Critique

Avatar

IMDb 5.4 / 10
Allociné 2.1 / 5
Rotten T. 31%
Critique
Affiche du film Avatar

Avatar

Avatar, en 2009, est cette publicité de trois heures que James Cameron a fait passer pour un film en utilisant des lunettes 3D et un budget supérieur au PIB de plusieurs nations insulaires. Sam Worthington joue Jake Sully, marine paraplégique qui transfère sa conscience dans un corps d'extraterrestre bleu de trois mètres pour infiltrer une tribu indigène et finalement la rejoindre contre l'envahisseur capitaliste, scénario qu'un enfant de huit ans aurait jugé un peu prévisible. Zoe Saldana, sous le maquillage numérique, joue Neytiri en grognant des phrases en navi, langue inventée pour le film par un linguiste à qui on a confié la tâche de produire des sonorités exotiques pour public anglo-saxon.

Le scénario est un calque transparent de Pocahontas, de Danse avec les loups, de Le Dernier Samouraï, c'est-à-dire de tous les films où un homme blanc militaire découvre qu'une culture indigène est plus pure que la sienne et décide de la défendre, idéologie qu'on a baptisée 'White Savior' et que la critique progressiste a rapidement démontée, ce qui n'a pas empêché le film de devenir le plus rentable de tous les temps. Cameron a gagné contre l'idéologie ; il a aussi gagné contre la nuance dramaturgique.

Les effets visuels sont admirables, ce qui est la moindre des choses étant donné l'investissement.
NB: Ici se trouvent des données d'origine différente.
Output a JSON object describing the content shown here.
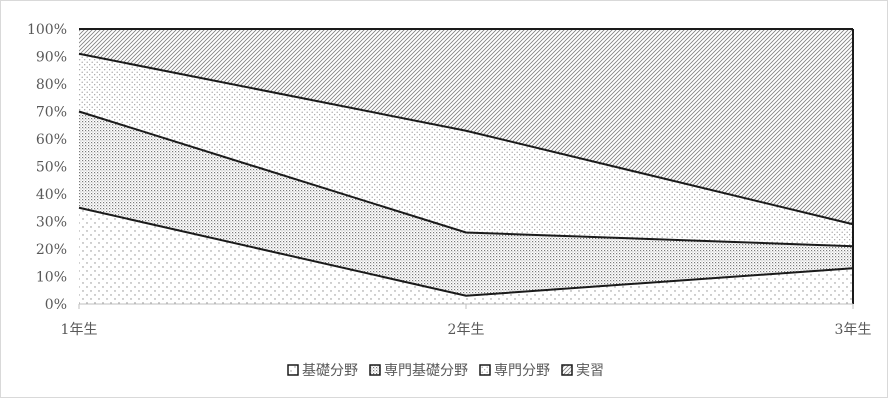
{
  "chart_data": {
    "type": "area",
    "stacked": true,
    "percent": true,
    "title": "",
    "xlabel": "",
    "ylabel": "",
    "categories": [
      "1年生",
      "2年生",
      "3年生"
    ],
    "ylim": [
      0,
      100
    ],
    "yticks": [
      "0%",
      "10%",
      "20%",
      "30%",
      "40%",
      "50%",
      "60%",
      "70%",
      "80%",
      "90%",
      "100%"
    ],
    "grid": false,
    "legend_position": "bottom",
    "series": [
      {
        "name": "基礎分野",
        "pattern": "dots-sparse",
        "values": [
          35,
          3,
          13
        ]
      },
      {
        "name": "専門基礎分野",
        "pattern": "dots-dense",
        "values": [
          35,
          23,
          8
        ]
      },
      {
        "name": "専門分野",
        "pattern": "dots-fine",
        "values": [
          21,
          37,
          8
        ]
      },
      {
        "name": "実習",
        "pattern": "diagonal-hatch",
        "values": [
          9,
          37,
          71
        ]
      }
    ],
    "colors": {
      "line": "#1a1a1a",
      "axis": "#bfbfbf",
      "text": "#595959",
      "pattern": "#7f7f7f"
    }
  }
}
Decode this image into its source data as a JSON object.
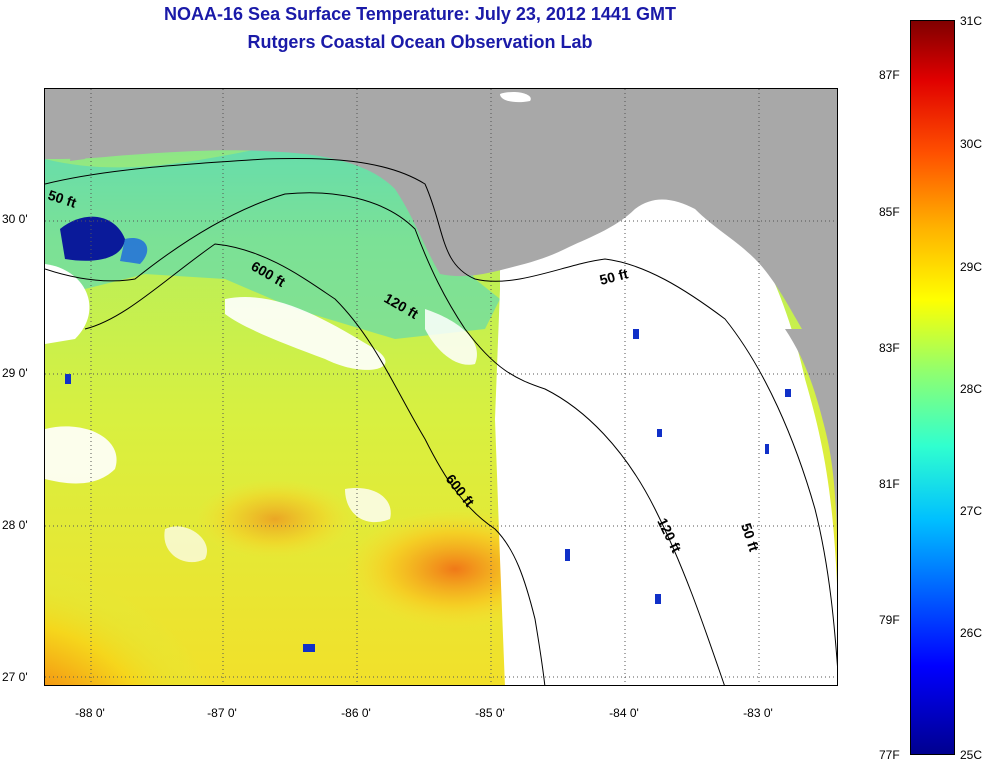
{
  "header": {
    "title_line1": "NOAA-16 Sea Surface Temperature:  July 23, 2012 1441 GMT",
    "title_line2": "Rutgers Coastal Ocean Observation Lab"
  },
  "map": {
    "latitude_labels": [
      "30 0'",
      "29 0'",
      "28 0'",
      "27 0'"
    ],
    "longitude_labels": [
      "-88 0'",
      "-87 0'",
      "-86 0'",
      "-85 0'",
      "-84 0'",
      "-83 0'"
    ],
    "contour_labels": {
      "c50_west": "50 ft",
      "c600_north": "600 ft",
      "c120_north": "120 ft",
      "c50_east": "50 ft",
      "c600_south": "600 ft",
      "c120_south": "120 ft",
      "c50_south": "50 ft"
    },
    "colors": {
      "land": "#a8a8a8",
      "cloud_mask": "#ffffff",
      "grid": "#555555"
    }
  },
  "colorbar": {
    "celsius_labels": [
      "31C",
      "30C",
      "29C",
      "28C",
      "27C",
      "26C",
      "25C"
    ],
    "fahrenheit_labels": [
      "87F",
      "85F",
      "83F",
      "81F",
      "79F",
      "77F"
    ],
    "gradient_colors": [
      "#00008f",
      "#0000ff",
      "#00c0ff",
      "#8fff70",
      "#ffff00",
      "#ff5000",
      "#800000"
    ]
  }
}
Le monde de Pandora, avec sa flore fluorescente et ses créatures volantes, est un travail de design exceptionnel ; c'est aussi la seule chose qu'on retient. Personne ne sort du film en se souvenant d'une scène, d'une réplique, d'un personnage ; tout le monde se souvient des arbres lumineux. Cela en dit beaucoup sur ce que le film offre : un parc à thèmes virtuel.

La critique du capitalisme extractiviste, sur laquelle le film s'appuie, est servie par un studio (20th Century Fox, devenu Disney) dont les pratiques industrielles sont l'incarnation exacte de ce que le film prétend dénoncer. La métaphore politique est ainsi neutralisée par sa propre productrice, et le spectateur ressort de la salle ému d'avoir compati à la déforestation tout en ayant financé un parc Disney à thème Avatar inauguré peu après. C'est de la blanchiment écologique en images de synthèse.

2009, c'est l'année où Barack Obama prend ses fonctions, c'est l'année où la grippe H1N1 angoisse la planète, c'est l'année où la crise financière mondiale fait des dégâts concrets dans l'économie réelle. Cameron, lui, demandait à son public de pleurer sur des Na'vi qui prient des arbres.

Anecdote de tournage

🎬 Le saviez-vous ?

James Cameron aurait insisté pour que les acteurs apprennent quelques mots de na'vi avant le tournage ; Sam Worthington aurait répondu en accent australien, ce que le linguiste aurait jugé 'phonétiquement intéressant mais culturellement insultant pour une langue fictive'.